Absorbance and luminescence spectra were recorded for known concentrations of Sensor A and fluorescein solutions in methanol. The fluorescence quantum yield for Sensor A (ɸ_s) was determined by comparing the molar absorption coefficient, the wave number integration of fluorescent spectra between Sensor A and the standard solution as shown in Equation (1). One of the most common standards used is fluorescein which has a known ɸ_st value of 0.85.

$$\mathrm{\Phi }s=\frac{\left(Area\right)s}{\left(Area\right)st}\ast \frac{\left(Abs\right)s}{\left(Abs\right)st}*\mathrm{\Phi }st$$

(1)

2.4. Equilibration Adsorption Measurements

To evaluate the adsorption of mercury ions on Sensor A, a 2 mL solution containing 6.0 mg of Sensor A was monitored upon adding various volumes of 50 ppm mercury ion solution at pH 7 for 10 min. The initial and the final equilibrium concentrations were determined from the emission intensity at 515 nm. The equilibrium adsorption capacity of mercury ions on Sensor A was then determined using Equation (2).

Q_eqm = (C_o − C_eqm) V/W

(2)

where Q_eqm is the equilibrium adsorption capacity, C_o is the initial concentration of the sensor, and C_eqm is the equilibrium concentration of the adsorbent. V and W represent the solution’s volume and the mass of the adsorbent, respectively. Finally, the removal efficiency from the initial concentration, η %, was determined using Equation (3):

η % = (C_o − C_eqm)/C_o) × 100

(3)

3. Results and Discussion

The luminescent Sensor A was prepared in a one-pot reaction of trimesic acid and o-aminophenol in a 1:3 mole ratio (Scheme 2). The product was crystallized from ethanol and dried at 100 °C for 1 h.

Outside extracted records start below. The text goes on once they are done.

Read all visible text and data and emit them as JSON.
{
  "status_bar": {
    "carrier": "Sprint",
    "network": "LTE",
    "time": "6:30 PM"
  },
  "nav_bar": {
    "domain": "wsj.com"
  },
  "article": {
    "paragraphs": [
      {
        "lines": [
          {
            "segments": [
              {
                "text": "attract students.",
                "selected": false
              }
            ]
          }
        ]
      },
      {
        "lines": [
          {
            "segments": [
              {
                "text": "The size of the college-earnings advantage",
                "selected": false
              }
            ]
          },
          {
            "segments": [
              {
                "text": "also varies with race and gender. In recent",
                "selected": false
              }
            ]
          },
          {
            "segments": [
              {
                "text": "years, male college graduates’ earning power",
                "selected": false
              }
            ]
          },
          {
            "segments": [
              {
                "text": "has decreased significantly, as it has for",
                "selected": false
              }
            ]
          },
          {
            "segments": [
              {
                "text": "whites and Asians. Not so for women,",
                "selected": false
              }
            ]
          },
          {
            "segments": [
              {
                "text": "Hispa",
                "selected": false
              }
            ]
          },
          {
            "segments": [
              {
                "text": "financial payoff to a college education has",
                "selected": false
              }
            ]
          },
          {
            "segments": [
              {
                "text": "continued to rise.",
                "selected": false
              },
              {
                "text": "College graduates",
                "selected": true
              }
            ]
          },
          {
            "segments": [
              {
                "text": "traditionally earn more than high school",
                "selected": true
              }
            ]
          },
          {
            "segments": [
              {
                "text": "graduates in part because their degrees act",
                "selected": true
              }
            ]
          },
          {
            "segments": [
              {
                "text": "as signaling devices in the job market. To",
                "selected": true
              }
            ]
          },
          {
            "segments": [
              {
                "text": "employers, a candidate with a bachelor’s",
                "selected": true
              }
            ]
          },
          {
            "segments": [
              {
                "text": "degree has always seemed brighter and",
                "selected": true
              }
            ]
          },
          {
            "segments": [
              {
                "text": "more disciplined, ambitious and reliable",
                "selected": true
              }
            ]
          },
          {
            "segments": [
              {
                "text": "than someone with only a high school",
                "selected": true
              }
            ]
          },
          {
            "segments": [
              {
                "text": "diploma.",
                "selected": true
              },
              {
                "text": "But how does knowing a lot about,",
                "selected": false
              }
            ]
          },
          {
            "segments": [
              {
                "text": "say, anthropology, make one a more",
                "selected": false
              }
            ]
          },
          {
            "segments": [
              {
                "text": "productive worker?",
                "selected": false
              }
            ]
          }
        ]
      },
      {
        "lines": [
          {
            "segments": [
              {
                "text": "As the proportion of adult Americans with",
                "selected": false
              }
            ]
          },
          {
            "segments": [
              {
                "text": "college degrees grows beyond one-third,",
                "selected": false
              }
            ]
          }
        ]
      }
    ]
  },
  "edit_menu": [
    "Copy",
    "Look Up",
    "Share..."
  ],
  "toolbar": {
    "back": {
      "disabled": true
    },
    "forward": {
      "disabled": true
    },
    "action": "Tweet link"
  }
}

Figure 1 shows the excitation and emission spectra of Sensor A depicted at the indicated wavelengths. The compound also possesses strong excitation and emission profiles in UV and visible regions. The emission profile depends on the selected excitation wavelength. For instance, a strong emission appears at 571 nm upon excitation at 515 nm, whereas emissions were observed at 375 and 515 nm upon excitation at 325 nm. The excitation profile monitored at 572 nm also indicates bands at 512 and 325 nm aligned to the absorption bands depicted from the UV-Vis absorption spectrum. The obtained absorption and emission profiles are due to the high conjugation chain along with plausible n–π* transitions. Figure S1A shows a full-range 2D excitation–emission profile where the maximum luminescent features appear in the visible range from 500 to 700 nm. The appearance of the emission bands in the visible region corresponds to the presence of the extended conjugation of the designed fluorophore with the two aminophenol substrates via the possible formation of amide-imido tautomers in the solution that extends the conjugation to all fused rings (Scheme 3).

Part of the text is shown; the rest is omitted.